Sin embargo, al contrastar todas las hipótesis contra la realidad, cualquier conclusión parece frágil. La realidad, como siempre, es más compleja. Cuatro años después, el liderazgo opositor está diezmado y es casi invisible, la población se encuentra desmovilizada, controlada por el Estado mediante la pobreza y el chavismo no muestra ningún indicador de resquebrajamiento. Por el contrario: cada vez ejerce la violencia con mayor impunidad y, a partir de su control mediático, fortalece e impone la narrativa que afirma que toda la crisis económica y que todos los problemas del país tienen su causa en el bloqueo. Aunque en varias ocasiones, desde Washington se afirmó que “todas las opciones están sobre la mesa”, aludiendo obviamente a una alternativa militar, el personaje de Rambo Trump nunca llegó a las costas de Venezuela. Las sanciones tampoco han logrado la esperada “implosión interna” del chavismo. Ahora, cualquiera de los escenarios de posibles soluciones al conflicto están más lejos.
El final del ciclo de Trump representa también el final de una quimera para un sector de quienes adversan al chavismo: se acaba la ilusión de que hay una salida express, un instantáneo desembarcode marines, una probable invasión bajo pedido. Los venezolanos ya deberíamos ser expertos y estar inmunizados ante las promesas mágicas, ante el encantamiento farsante de los Chávez y de los Trump que siempre tratan de convertir la historia de todos en su espectáculo privado.

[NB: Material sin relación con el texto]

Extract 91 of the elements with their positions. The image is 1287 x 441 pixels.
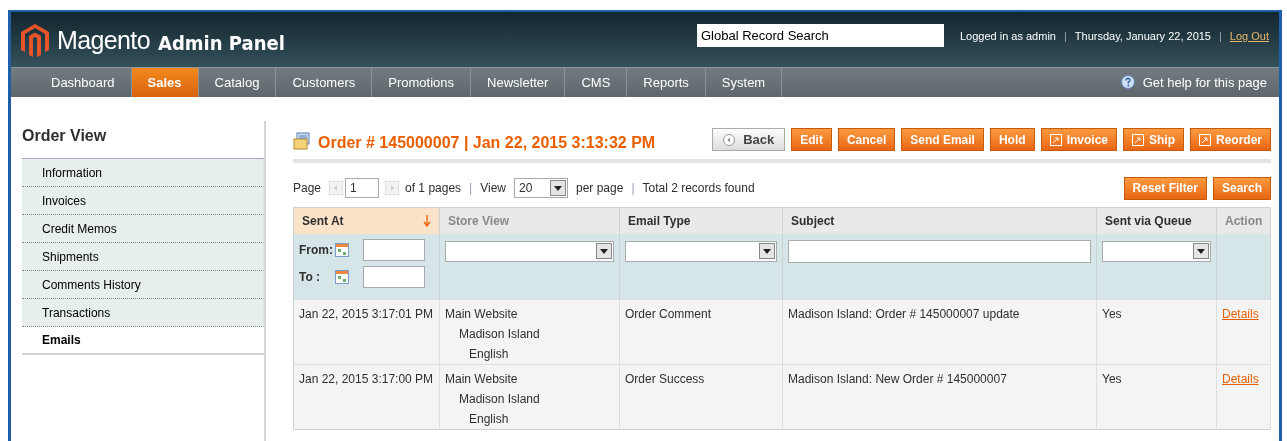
column-header[interactable]: Sent via Queue	[1096, 207, 1217, 234]
action-button[interactable]: Hold	[989, 128, 1035, 151]
table-cell: Order Comment	[625, 307, 712, 321]
text-field[interactable]	[788, 239, 1091, 263]
sidebar-item[interactable]: Credit Memos	[22, 215, 264, 243]
order-icon	[293, 131, 311, 150]
table-cell: Yes	[1102, 372, 1122, 386]
sidebar-item[interactable]: Comments History	[22, 271, 264, 299]
table-cell-text: Jan 22, 2015 3:17:00 PM	[299, 371, 434, 388]
calendar-icon[interactable]	[335, 242, 349, 257]
separator: |	[1063, 29, 1067, 44]
action-button[interactable]: Cancel	[837, 128, 896, 151]
website-label: Main Website	[445, 306, 519, 323]
logo-subtitle: Admin Panel	[157, 29, 285, 57]
date-label: Thursday, January 22, 2015	[1074, 29, 1211, 44]
logo-icon	[21, 23, 49, 58]
per-page-select[interactable]: 20	[514, 178, 568, 198]
table-cell: Madison Island: New Order # 145000007	[788, 372, 1007, 386]
separator: |	[469, 180, 473, 197]
select-field[interactable]	[445, 240, 614, 262]
separator: |	[631, 180, 635, 197]
column-header: Store View	[439, 207, 620, 234]
grid-button[interactable]: Search	[1212, 176, 1271, 200]
action-button[interactable]: Edit	[791, 128, 832, 151]
page-label: Page	[293, 180, 322, 197]
nav-tab[interactable]: CMS	[565, 67, 628, 97]
table-cell: Yes	[1102, 307, 1122, 321]
sidebar-item[interactable]: Invoices	[22, 187, 264, 215]
sidebar-title: Order View	[22, 126, 108, 146]
sort-arrow-icon	[423, 214, 431, 227]
nav-tab[interactable]: Sales	[131, 67, 199, 97]
help-icon	[1120, 75, 1135, 90]
store-label: Madison Island	[458, 391, 541, 408]
caret-icon	[763, 248, 771, 254]
action-button[interactable]: Invoice	[1040, 128, 1117, 151]
date-field[interactable]	[363, 265, 425, 288]
filter-label: From:	[299, 241, 334, 259]
grid-button[interactable]: Reset Filter	[1123, 176, 1207, 200]
action-button[interactable]: Reorder	[1190, 128, 1271, 151]
filter-label: To :	[299, 268, 322, 286]
next-page-icon[interactable]	[385, 181, 400, 195]
action-button[interactable]: Ship	[1123, 128, 1184, 151]
caret-icon	[554, 185, 562, 191]
table-cell-text: Jan 22, 2015 3:17:01 PM	[299, 306, 434, 323]
nav-tab[interactable]: Dashboard	[35, 67, 132, 97]
caret-icon	[1197, 248, 1205, 254]
search-field[interactable]: Global Record Search	[696, 24, 944, 47]
page-title: Order # 145000007 | Jan 22, 2015 3:13:32 PM	[318, 133, 656, 153]
user-label: Logged in as admin	[959, 29, 1056, 44]
sidebar-item[interactable]: Transactions	[22, 299, 264, 327]
nav-tab[interactable]: Reports	[627, 67, 706, 97]
nav-tab[interactable]: System	[705, 67, 783, 97]
export-icon	[1132, 133, 1144, 146]
table-cell: Madison Island: Order # 145000007 update	[788, 307, 1020, 321]
records-count: Total 2 records found	[642, 180, 755, 197]
store-label: Madison Island	[458, 326, 541, 343]
export-icon	[1199, 133, 1211, 146]
logout-link[interactable]: Log Out	[1229, 28, 1269, 45]
website-label: Main Website	[445, 371, 519, 388]
back-button[interactable]: Back	[712, 128, 786, 151]
nav-tab[interactable]: Newsletter	[471, 67, 566, 97]
nav-tab[interactable]: Catalog	[198, 67, 277, 97]
logo-text: Magento	[57, 25, 150, 56]
caret-icon	[600, 248, 608, 254]
previous-page-icon[interactable]	[329, 181, 344, 195]
select-field[interactable]	[1102, 240, 1211, 262]
action-button[interactable]: Send Email	[901, 128, 984, 151]
column-header[interactable]: Email Type	[619, 207, 783, 234]
sidebar-item[interactable]: Information	[22, 159, 264, 187]
date-field[interactable]	[363, 238, 425, 261]
select-field[interactable]	[625, 240, 777, 262]
back-icon	[723, 133, 736, 146]
nav-tab[interactable]: Customers	[276, 67, 373, 97]
page-field[interactable]: 1	[345, 178, 380, 198]
column-header[interactable]: Sent At	[293, 207, 440, 234]
column-header: Action	[1216, 207, 1271, 234]
table-cell: Order Success	[625, 372, 705, 386]
details-link[interactable]: Details	[1222, 372, 1259, 386]
store-view-label: English	[468, 346, 510, 363]
nav-tab[interactable]: Promotions	[372, 67, 471, 97]
page-count: of 1 pages	[405, 180, 462, 197]
column-header[interactable]: Subject	[782, 207, 1097, 234]
help-link[interactable]: Get help for this page	[1142, 72, 1267, 93]
details-link[interactable]: Details	[1222, 307, 1259, 321]
calendar-icon[interactable]	[335, 269, 349, 284]
per-page-label: per page	[576, 180, 624, 197]
sidebar-item[interactable]: Shipments	[22, 243, 264, 271]
view-label: View	[480, 180, 506, 197]
export-icon	[1049, 133, 1062, 146]
store-view-label: English	[468, 411, 510, 428]
separator: |	[1219, 29, 1222, 44]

Uno de los elementos más interesantes de todo ese proceso es comprobar cómo algunos venezolanos de oposición han establecido con Donald Trump la misma devoción ciega que otros venezolanos establecieron con Hugo Chávez en la esquina contraria de un supuesto antagonismo político. Las categorías de “derecha” o “izquierda” son inútiles a la hora de analizar este tipo de lazos. La emoción sustituye a la ideología. Y no cualquier emoción. Se requiere algo más que un ánimo contenido. Es una concepción que supone que la política es o debe ser un exceso sentimental. Una devoción ciega pero muy vociferante, donde el furor religioso pesa más que los argumentos.